Der türkische Präsident Erdogan nutzt den Umbruch in Syrien, um die Angriffe auf das kurdische Autonomiegebiet Rojava zu verstärken.

Der Hauptort Kobane ist vermehrt Angriffen von Kampfflugzeugen und Drohnen ausgesetzt. Ein Einmarsch türkischer Truppen wird befürchtet. Eindeutiges Ziel ist es, die kurdische Selbstverwaltung zu zerstören.

Schon sehr lange sieht die EU der türkischen Aggression zu. Bei ihrem kürzlichen Türkei-Besuch hat Frau von der Leyen nicht nur eine weitere Milliarde Euro für die “Migrationsregulierung” zugesichert, sondern auch die gute Zusammenarbeit mit der Türkei gelobt und den erneuerten Beitrittswunsch des Landes wohlwollend entgegengenommen. Wo bleibt ihre Kritik an der anhaltenden Drangsalierung des kurdischen Volkes im eigenen Land und in den Nachbarländern Syrien und Irak, deren Kurdengebiete Erdogan immer wieder bombardieren lässt?

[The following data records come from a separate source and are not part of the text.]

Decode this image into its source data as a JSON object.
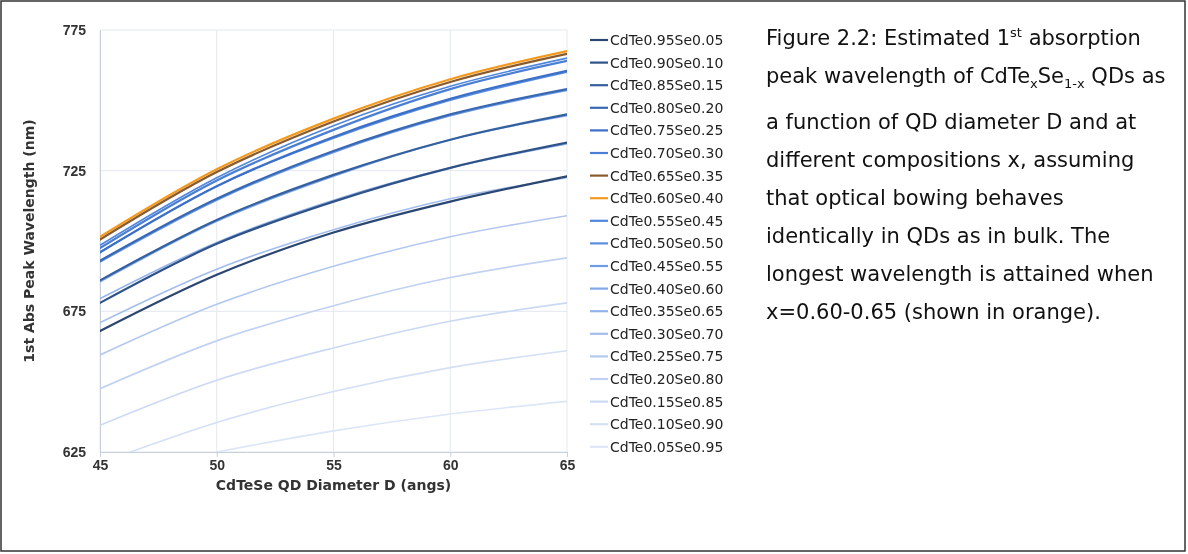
{
  "chart_data": {
    "type": "line",
    "xlabel": "CdTeSe QD Diameter D (angs)",
    "ylabel": "1st Abs Peak Wavelength (nm)",
    "x": [
      45,
      50,
      55,
      60,
      65
    ],
    "xlim": [
      45,
      65
    ],
    "xticks": [
      45,
      50,
      55,
      60,
      65
    ],
    "ylim": [
      625,
      775
    ],
    "yticks": [
      625,
      675,
      725,
      775
    ],
    "grid": true,
    "legend": "right",
    "marker": "none",
    "line_style": "solid",
    "annotations": [
      "Figure 2.2: Estimated 1$^{st}$ absorption peak wavelength of CdTe$_{x}$Se$_{1-x}$ QDs as a function of QD diameter D and at different compositions x, assuming that optical bowing behaves identically in QDs as in bulk.  The longest wavelength is attained when x=0.60-0.65 (shown in orange)."
    ],
    "series": [
      {
        "name": "CdTe0.95Se0.05",
        "color": "#2b4670",
        "values": [
          668,
          688,
          703,
          714,
          723
        ]
      },
      {
        "name": "CdTe0.90Se0.10",
        "color": "#2f5288",
        "values": [
          678,
          699,
          714,
          726,
          735
        ]
      },
      {
        "name": "CdTe0.85Se0.15",
        "color": "#3460a0",
        "values": [
          686,
          707.5,
          723.5,
          736,
          745
        ]
      },
      {
        "name": "CdTe0.80Se0.20",
        "color": "#3868b4",
        "values": [
          693,
          715,
          732,
          745,
          754
        ]
      },
      {
        "name": "CdTe0.75Se0.25",
        "color": "#3b6fc8",
        "values": [
          696,
          719.5,
          737,
          750.5,
          760.5
        ]
      },
      {
        "name": "CdTe0.70Se0.30",
        "color": "#4a7fd4",
        "values": [
          697.5,
          721.5,
          739.5,
          754,
          764
        ]
      },
      {
        "name": "CdTe0.65Se0.35",
        "color": "#8b5a2b",
        "values": [
          700.5,
          724.5,
          742.5,
          756.5,
          766.5
        ]
      },
      {
        "name": "CdTe0.60Se0.40",
        "color": "#f39a1e",
        "values": [
          701.5,
          725.5,
          743.5,
          757.5,
          767.5
        ]
      },
      {
        "name": "CdTe0.55Se0.45",
        "color": "#4f86dc",
        "values": [
          698.5,
          722.5,
          741,
          755,
          765
        ]
      },
      {
        "name": "CdTe0.50Se0.50",
        "color": "#5a8fe0",
        "values": [
          696,
          719.5,
          736.5,
          750,
          760
        ]
      },
      {
        "name": "CdTe0.45Se0.55",
        "color": "#6d9be4",
        "values": [
          692.5,
          714.5,
          731.5,
          744.5,
          753.5
        ]
      },
      {
        "name": "CdTe0.40Se0.60",
        "color": "#7fa7e6",
        "values": [
          685.5,
          707,
          723,
          736,
          744.5
        ]
      },
      {
        "name": "CdTe0.35Se0.65",
        "color": "#92b3ea",
        "values": [
          679.5,
          699.5,
          714.5,
          726,
          734.5
        ]
      },
      {
        "name": "CdTe0.30Se0.70",
        "color": "#a2bdec",
        "values": [
          671,
          690,
          704,
          715,
          722.5
        ]
      },
      {
        "name": "CdTe0.25Se0.75",
        "color": "#b3c8ef",
        "values": [
          659.5,
          677.5,
          691,
          701.5,
          709
        ]
      },
      {
        "name": "CdTe0.20Se0.80",
        "color": "#c0d1f1",
        "values": [
          647.5,
          664.5,
          677,
          687,
          694
        ]
      },
      {
        "name": "CdTe0.15Se0.85",
        "color": "#cbd9f3",
        "values": [
          634.5,
          650.5,
          662,
          671.5,
          678
        ]
      },
      {
        "name": "CdTe0.10Se0.90",
        "color": "#d5e0f5",
        "x": [
          46.3,
          50,
          55,
          60,
          65
        ],
        "values": [
          625,
          635.5,
          646.5,
          655,
          661
        ]
      },
      {
        "name": "CdTe0.05Se0.95",
        "color": "#dde6f7",
        "x": [
          50,
          55,
          60,
          65
        ],
        "values": [
          625,
          632.5,
          638.5,
          643
        ]
      }
    ]
  }
}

Und die deutsche Außenministerin Annalena Baerbock fordert auf einer Pressekonferenz die Entwaffnung der „kurdischen Milizen“, was eine Preisgabe an das türkische Regime bedeutet und von diesem auch sogleich mit Beifall bedacht wurde. Äußert sich so feministische Außenpolitik?

Es ist unsagbar wichtig, dass innerhalb eines neuen, demokratischen Syriens die Autonomie der lange drangsalierten Kurden gewahrt bleibt. Gerade die Kurden – seien es Muslime, Jesiden oder Christen – leben seit mehr als zehn Jahren vor, wie Pluralismus, Demokratie und Gleichberechtigung der Geschlechter im Nahen Osten funktionieren kann. Es ist wirklich höchste Zeit für deutliche Worte aus Brüssel in Richtung Ankara.